Unite, Britain’s largest trade union, bemoaned a lack of action taken against former Carillion directors, who were accused by a committee of MPs of “recklessness, hubris and greed”, reiterating calls for a criminal investigation.
The Unite assistant general secretary, Gail Cartmail, said: “It is staggering that a year after the biggest corporate failure in modern UK history the government has carried on as though it is business as normal.
“The fact that no one involved in Carillion has yet had any form of action taken against them, demonstrates either that the regulators are failing to do their jobs or that existing laws are too weak.
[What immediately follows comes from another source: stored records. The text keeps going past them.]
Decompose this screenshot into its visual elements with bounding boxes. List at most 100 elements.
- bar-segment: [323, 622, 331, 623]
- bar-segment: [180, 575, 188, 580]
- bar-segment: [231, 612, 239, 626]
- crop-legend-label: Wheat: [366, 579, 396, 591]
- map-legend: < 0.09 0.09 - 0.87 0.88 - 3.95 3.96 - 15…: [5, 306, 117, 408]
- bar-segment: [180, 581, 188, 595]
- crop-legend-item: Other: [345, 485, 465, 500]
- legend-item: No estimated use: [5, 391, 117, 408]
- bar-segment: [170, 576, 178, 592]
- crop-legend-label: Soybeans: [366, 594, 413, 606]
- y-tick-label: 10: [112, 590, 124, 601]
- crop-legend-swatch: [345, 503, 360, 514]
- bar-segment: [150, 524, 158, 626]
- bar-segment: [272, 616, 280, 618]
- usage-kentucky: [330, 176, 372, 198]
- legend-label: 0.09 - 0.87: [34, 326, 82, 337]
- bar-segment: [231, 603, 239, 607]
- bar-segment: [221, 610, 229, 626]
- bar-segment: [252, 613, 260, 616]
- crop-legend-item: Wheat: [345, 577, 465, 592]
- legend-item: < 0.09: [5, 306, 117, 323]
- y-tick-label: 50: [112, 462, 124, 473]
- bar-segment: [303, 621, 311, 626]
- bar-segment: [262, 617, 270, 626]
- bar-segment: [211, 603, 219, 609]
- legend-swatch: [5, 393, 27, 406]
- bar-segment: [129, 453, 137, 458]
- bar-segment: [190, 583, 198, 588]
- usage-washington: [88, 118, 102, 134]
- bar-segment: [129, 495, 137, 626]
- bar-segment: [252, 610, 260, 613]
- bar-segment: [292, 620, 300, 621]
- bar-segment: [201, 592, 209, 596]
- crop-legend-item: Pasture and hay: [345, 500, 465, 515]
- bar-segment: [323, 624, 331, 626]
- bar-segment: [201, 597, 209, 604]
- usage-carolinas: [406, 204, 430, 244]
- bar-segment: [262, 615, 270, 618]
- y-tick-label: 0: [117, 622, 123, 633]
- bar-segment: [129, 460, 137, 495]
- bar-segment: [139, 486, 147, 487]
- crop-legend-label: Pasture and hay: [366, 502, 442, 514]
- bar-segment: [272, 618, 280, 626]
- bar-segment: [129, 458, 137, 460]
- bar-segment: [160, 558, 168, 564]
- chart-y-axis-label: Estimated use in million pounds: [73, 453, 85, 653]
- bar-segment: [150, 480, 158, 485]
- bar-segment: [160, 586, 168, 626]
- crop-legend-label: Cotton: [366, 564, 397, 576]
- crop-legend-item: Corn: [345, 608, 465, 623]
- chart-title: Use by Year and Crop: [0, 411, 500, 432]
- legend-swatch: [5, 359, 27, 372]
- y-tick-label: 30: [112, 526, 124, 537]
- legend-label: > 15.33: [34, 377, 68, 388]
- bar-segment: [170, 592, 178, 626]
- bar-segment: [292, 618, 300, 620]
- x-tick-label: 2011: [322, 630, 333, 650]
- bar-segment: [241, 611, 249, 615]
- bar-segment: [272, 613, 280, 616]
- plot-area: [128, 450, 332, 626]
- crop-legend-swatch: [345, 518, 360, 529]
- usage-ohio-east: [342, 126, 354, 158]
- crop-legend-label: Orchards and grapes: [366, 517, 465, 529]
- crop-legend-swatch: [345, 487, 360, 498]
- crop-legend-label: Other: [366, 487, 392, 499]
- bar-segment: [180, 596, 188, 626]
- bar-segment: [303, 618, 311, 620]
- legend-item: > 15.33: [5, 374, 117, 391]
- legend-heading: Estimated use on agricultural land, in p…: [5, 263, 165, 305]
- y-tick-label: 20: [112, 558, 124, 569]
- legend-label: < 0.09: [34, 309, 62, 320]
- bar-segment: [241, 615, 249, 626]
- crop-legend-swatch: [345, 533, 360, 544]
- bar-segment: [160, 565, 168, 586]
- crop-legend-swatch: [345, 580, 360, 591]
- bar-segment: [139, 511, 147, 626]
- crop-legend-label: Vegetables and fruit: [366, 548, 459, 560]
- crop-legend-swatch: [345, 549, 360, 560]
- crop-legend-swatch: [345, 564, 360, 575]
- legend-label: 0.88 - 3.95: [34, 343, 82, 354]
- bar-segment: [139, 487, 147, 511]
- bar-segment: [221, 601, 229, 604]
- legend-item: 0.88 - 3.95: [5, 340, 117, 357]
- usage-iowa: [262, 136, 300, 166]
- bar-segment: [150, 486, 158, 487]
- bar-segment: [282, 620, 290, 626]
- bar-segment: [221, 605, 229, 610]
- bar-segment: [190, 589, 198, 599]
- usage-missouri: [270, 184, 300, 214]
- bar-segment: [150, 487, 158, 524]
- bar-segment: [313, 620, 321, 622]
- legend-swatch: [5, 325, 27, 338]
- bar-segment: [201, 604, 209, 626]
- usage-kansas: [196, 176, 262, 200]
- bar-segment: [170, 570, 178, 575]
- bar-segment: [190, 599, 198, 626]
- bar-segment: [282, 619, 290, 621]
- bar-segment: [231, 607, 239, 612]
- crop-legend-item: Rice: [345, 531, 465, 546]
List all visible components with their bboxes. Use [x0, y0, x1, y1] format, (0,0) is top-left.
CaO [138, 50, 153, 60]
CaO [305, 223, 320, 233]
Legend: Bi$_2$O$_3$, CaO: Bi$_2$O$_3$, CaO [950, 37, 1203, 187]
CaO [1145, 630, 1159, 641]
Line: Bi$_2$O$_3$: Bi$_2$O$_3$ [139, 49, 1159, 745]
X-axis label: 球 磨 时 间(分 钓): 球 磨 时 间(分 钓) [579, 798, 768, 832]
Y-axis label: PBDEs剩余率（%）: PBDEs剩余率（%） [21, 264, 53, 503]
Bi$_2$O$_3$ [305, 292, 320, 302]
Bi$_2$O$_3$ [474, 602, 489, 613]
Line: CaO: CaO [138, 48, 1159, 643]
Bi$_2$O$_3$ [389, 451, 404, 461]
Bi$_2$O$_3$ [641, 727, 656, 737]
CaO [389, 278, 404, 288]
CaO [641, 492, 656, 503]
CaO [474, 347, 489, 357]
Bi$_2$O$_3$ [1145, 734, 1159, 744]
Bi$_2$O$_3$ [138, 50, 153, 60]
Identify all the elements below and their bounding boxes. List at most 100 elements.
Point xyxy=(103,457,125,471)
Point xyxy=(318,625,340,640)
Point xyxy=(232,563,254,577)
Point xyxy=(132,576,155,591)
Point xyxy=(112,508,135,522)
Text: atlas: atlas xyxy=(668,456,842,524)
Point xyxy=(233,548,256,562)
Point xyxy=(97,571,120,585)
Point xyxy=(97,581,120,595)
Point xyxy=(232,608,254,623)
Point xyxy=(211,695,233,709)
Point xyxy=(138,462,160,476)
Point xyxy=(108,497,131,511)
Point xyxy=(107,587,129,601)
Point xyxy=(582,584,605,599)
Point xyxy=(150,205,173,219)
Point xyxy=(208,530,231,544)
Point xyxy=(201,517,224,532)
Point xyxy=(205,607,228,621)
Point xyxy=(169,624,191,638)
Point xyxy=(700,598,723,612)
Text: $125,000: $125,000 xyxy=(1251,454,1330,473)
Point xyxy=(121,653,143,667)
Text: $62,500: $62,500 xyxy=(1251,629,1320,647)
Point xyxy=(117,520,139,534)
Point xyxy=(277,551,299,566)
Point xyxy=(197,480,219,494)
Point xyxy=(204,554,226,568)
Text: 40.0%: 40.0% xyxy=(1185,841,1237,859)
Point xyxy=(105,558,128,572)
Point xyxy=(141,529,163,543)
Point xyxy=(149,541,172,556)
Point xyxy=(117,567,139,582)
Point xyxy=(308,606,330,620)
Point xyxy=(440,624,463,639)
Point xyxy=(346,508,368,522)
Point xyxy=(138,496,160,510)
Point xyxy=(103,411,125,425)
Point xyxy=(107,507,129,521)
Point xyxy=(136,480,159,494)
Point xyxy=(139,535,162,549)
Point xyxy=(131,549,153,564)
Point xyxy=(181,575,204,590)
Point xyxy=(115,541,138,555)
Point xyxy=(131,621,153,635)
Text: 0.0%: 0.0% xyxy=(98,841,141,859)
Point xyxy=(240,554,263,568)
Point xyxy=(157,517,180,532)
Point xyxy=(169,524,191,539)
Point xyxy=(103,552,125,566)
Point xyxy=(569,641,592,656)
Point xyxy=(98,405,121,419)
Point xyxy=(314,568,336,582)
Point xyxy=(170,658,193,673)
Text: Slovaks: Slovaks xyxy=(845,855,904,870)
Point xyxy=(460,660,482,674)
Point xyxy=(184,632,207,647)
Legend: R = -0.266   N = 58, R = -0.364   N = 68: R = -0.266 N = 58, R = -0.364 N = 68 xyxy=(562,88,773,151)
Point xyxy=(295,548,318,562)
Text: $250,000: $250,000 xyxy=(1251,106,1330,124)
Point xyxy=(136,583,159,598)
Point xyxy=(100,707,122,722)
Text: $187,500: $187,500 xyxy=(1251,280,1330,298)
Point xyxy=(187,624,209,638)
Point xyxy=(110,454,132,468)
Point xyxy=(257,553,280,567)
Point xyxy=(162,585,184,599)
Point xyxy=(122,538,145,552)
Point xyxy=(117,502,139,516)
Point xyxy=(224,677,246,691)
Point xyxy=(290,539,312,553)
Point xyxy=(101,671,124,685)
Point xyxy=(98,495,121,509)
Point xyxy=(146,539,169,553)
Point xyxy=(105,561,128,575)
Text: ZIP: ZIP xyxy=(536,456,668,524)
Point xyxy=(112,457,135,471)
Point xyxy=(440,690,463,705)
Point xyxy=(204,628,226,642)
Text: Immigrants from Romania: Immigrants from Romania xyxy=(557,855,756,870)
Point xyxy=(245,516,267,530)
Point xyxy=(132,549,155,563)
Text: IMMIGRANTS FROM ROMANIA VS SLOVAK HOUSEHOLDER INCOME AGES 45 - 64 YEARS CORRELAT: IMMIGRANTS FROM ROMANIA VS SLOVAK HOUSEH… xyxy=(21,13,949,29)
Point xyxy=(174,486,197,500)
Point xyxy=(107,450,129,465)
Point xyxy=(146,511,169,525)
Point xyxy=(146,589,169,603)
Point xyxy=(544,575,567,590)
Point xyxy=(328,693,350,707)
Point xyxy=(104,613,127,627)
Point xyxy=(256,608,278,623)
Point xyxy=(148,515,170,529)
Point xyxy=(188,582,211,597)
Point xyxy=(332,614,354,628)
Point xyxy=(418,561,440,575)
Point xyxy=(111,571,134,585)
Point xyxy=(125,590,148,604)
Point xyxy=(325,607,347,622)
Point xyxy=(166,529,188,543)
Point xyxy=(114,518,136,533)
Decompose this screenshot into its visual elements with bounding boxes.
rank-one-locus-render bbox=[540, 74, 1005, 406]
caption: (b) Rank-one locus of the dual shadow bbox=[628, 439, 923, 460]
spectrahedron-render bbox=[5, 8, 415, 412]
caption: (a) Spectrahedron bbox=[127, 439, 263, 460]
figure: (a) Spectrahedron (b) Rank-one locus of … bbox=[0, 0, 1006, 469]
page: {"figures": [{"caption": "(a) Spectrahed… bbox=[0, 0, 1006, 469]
If it is the latter then we need better, stronger laws.
“A year on from Carillion’s collapse the government needs to stop prevaricating and start taking effective action to drive bandit capitalism out of the UK.”
The government has introduced measures to make companies in charge of major public sector contracts draw up “living wills” to ensure the smooth operation of the services they provide in the event of financial failure.
But Unite said the measures did not go far enough to reform the system of public procurement.
A spokeswoman for the Cabinet Office, which manages the outsourcing of public sector contracts and faced criticism over its role in the administration of the bust of Carillion, said the government had put in place measures to prevent a repeat.
She said: “This government has taken great strides to improve how we work with the private sector, including requiring companies to demonstrate prompt payment to suppliers and piloting ‘living wills’ for critical contracts, allowing contingency plans to be quickly put into place if needed.”
The accounting watchdog Financial Reporting Council (FRC), which was criticised by MPs for being “chronically passive” over the audits of Carillion by firms including KPMG, is still investigating the circumstances of its failure.
The Insolvency Service, an arm of the department for business, energy and industrial strategy, is also investigating the affair and began interviewing former directors of the company last year.